What I’m finding hard to conceptualize, is how to make predictions based on time-series data or rather, how to train a model using time series data.
Before I go ahead, I wondered if anyone might be able to point me in the right direction, I would like to begin by making a simple case predicting parameters for pitch and amplitude envelopes.
I’m starting by training an MLP on some synthetic data, roughly adapting Ted Moore’s FM synthesis example and the 2D corpus explorer.
There’s (presently) no native way to handle time series (unless you look at one of the experimental builds) but a solution that Jordie Shier and myself did was taking snaptops at multiple timeframes, correlate those to synthesis parameters, then create interpolation between those points.
The paper goes in a ton more detail, but a bunch of vids examples here:
The Multiple Timescale Morphing example halfway down the page is probably the most relevant here.
Fantastic, thank you I feel like you saved me some confusion!
I’ve been reading Mathew Yee Kings paper… I essentially want to replicate this in Max, controlling an FM synth of my own design.
And I’ve also looked at you and Jordie Shire’s paper above earlier this year but I think I needed more knowledge to grasp the relevance, I’ll read it over again!

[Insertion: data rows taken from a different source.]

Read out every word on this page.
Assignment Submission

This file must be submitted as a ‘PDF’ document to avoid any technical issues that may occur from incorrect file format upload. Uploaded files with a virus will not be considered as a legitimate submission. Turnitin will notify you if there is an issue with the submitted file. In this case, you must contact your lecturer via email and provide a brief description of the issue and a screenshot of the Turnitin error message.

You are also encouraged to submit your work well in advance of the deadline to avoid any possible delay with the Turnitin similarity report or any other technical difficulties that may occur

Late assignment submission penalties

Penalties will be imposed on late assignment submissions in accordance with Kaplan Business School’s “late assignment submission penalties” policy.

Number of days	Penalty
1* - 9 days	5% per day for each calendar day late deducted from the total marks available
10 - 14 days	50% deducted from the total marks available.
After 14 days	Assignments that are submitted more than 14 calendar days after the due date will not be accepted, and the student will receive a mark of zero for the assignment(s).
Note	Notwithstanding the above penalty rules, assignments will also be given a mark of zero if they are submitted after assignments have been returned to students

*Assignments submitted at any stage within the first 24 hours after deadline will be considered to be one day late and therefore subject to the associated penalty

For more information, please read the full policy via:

I’d like to explore both methods, there’s certainly advantages to using smaller models, but I’ve also been advised that an RNN might be suitable for my use case.
We focused quite a bit on feature regression and trying to tackle the problem that way, while using something fairly low tech (genetic algorithm) to browse the space within Max.
We didn’t use Dexed at all, but from the algorithms we messed with, something like that seems terrifying given how radically different it can behave in the different algorithms, so I’d suggest using something with a more fixed topology!